Herein, we identified a new prognostic model for LUAD patients based on the 7-ERSRGs signature and explored the potential therapeutic small molecule compounds. The endoplasmic reticulum stress-related model comprises seven ERSRGs, including PDX1, IGFBP1, DDIT4, PPP1R3G, CFTR, DERL3 and NUPR1. Researchers have found that model genes are closely associated with both carcinogenesis and anti-tumor therapy10. Pancreatic and duodenal homeobox 1 (PDX1) shifts from a tumor-suppressive to an oncogenic function after tumor transformation20. Interestingly, subsets of malignant cells lose PDX1 expression during the epithelial-to-mesenchymal transition (EMT), and PDX1 loss is associated with poor prognoses20. In our study, PDX1 tends to play a carcinogenic role, which may be due to the transformation of lung adenocarcinoma. A study found that insulin-like growth factor binding protein 1 (IGFBP1) accelerated hematogenous metastasis and led to poor survival in gastric cancer21. In vitro studies have suggested that DNA damage-inducible transcript 4 (DDIT4) could be a tumor suppressor or an oncogene in cancer, depending on the context22,23. The presence of protein phosphatase 1 regulatory subunit 3G (PPP1R3G) correlates with poor prognosis and immune infiltration in LUAD24. In murine and human intestinal cancers, the Cystic Fibrosis Transmembrane conductance Regulator (CFTR) acts as a tumor suppressor gene25. In gastric cancer, Derlin 3 (DERL3) acts as a tumor suppressor26. Nuclear protein‑1 (NUPR1) plays a role in promoting the proliferation of cancer cells by influencing cell cycle progression27. Generally speaking, since these 7 ERSRGs are critical to the development of tumors and are also involved in the development of treatment resistance, they have great potential as therapeutic targets or biomarkers in LUAD clinics.

According to the correlation results between seven-ERSRG expression and risk score, we found that Monocytes were the only immune cells that correlated with the expression of seven-ERSRG. Monocytes can bridge innate and adaptive immune responses and can affect the tumor microenvironment through various mechanisms that induce immune tolerance, angiogenesis, and increased dissemination of tumor cells. Yet monocytes can also give rise to antitumor effectors and activate antigen-presenting cells28. Previous studies showed that Monocytes play a key role in many pathological conditions and the outcome of diseases can be improved by controlling the numbers and functions of Monocytes29. The above results were consistent with our results, which suggested that Monocytes might provide a novel insight for treating patients with LUAD.

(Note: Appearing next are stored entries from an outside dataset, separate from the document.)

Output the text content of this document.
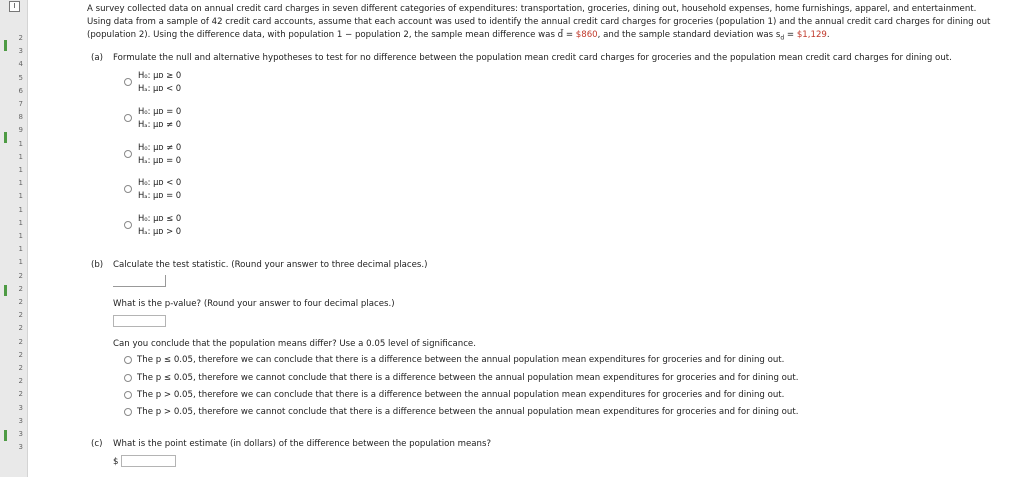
I
2
3
4
5
6
7
8
9
1
1
1
1
1
1
1
1
1
1
2
2
2
2
2
2
2
2
2
2
3
3
3
3
A survey collected data on annual credit card charges in seven different categories of expenditures: transportation, groceries, dining out, household expenses, home furnishings, apparel, and entertainment.
Using data from a sample of 42 credit card accounts, assume that each account was used to identify the annual credit card charges for groceries (population 1) and the annual credit card charges for dining out
(population 2). Using the difference data, with population 1 − population 2, the sample mean difference was d̄ = $860, and the sample standard deviation was $s_d$ = $1,129.
(a) Formulate the null and alternative hypotheses to test for no difference between the population mean credit card charges for groceries and the population mean credit card charges for dining out.
H₀: μᴅ ≥ 0
Hₐ: μᴅ < 0
H₀: μᴅ = 0
Hₐ: μᴅ ≠ 0
H₀: μᴅ ≠ 0
Hₐ: μᴅ = 0
H₀: μᴅ < 0
Hₐ: μᴅ = 0
H₀: μᴅ ≤ 0
Hₐ: μᴅ > 0
(b) Calculate the test statistic. (Round your answer to three decimal places.)
What is the p-value? (Round your answer to four decimal places.)
Can you conclude that the population means differ? Use a 0.05 level of significance.
The p ≤ 0.05, therefore we can conclude that there is a difference between the annual population mean expenditures for groceries and for dining out.
The p ≤ 0.05, therefore we cannot conclude that there is a difference between the annual population mean expenditures for groceries and for dining out.
The p > 0.05, therefore we can conclude that there is a difference between the annual population mean expenditures for groceries and for dining out.
The p > 0.05, therefore we cannot conclude that there is a difference between the annual population mean expenditures for groceries and for dining out.
(c) What is the point estimate (in dollars) of the difference between the population means?
$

Based on the constructed model, we screened four potential drugs for the treatment of LUAD, including Phenformin, OSU-03012, GSK-650394, and KIN001-135. Researchers have found that phenformin inhibits cell proliferation and tumor growth more strongly than metformin in vitro and in vivo in various tumor types (e.g., breast, lung, glioblastoma, colon, melanoma, and prostate cancer)30. OSU-03012 is a novel celecoxib derivative that induces apoptosis in a variety of cancer cells without inhibiting cyclooxygenase-231. A previous study found that GSK-650394 inhibited Influenza virus replication in cell models32. Moreover, we evaluated risk scores and the effectiveness of anticancer medications in our study, providing a fresh perspective on treating tumors and dealing with drug resistance33,34.

In conclusion, a new prognostic model is presented for ERSRGs in LUAD based on our study. This model was an independent predictor of OS in the train and test set, providing insight into how to predict prognosis for LUAD patients. However, there are some limitations in this study. On the one hand, we just derived the research data from the TCGA and GEO public databases. On the other hand, the function of the 7 ERSRGs has not been verified with biological experiments. A larger number of prospective real-world studies is needed to confirm its clinical efficacy. It is of great interest to target the 7-ERSRGs or small molecule compounds that are outlined above as possible components of combination therapies.

Conclusion

A novel ERSRG signature for LUAD prognostic prediction was identified in the present study. Targeting ERSRGs might be a possible therapeutic approach for LUAD based on the small molecule compounds discovered in our study.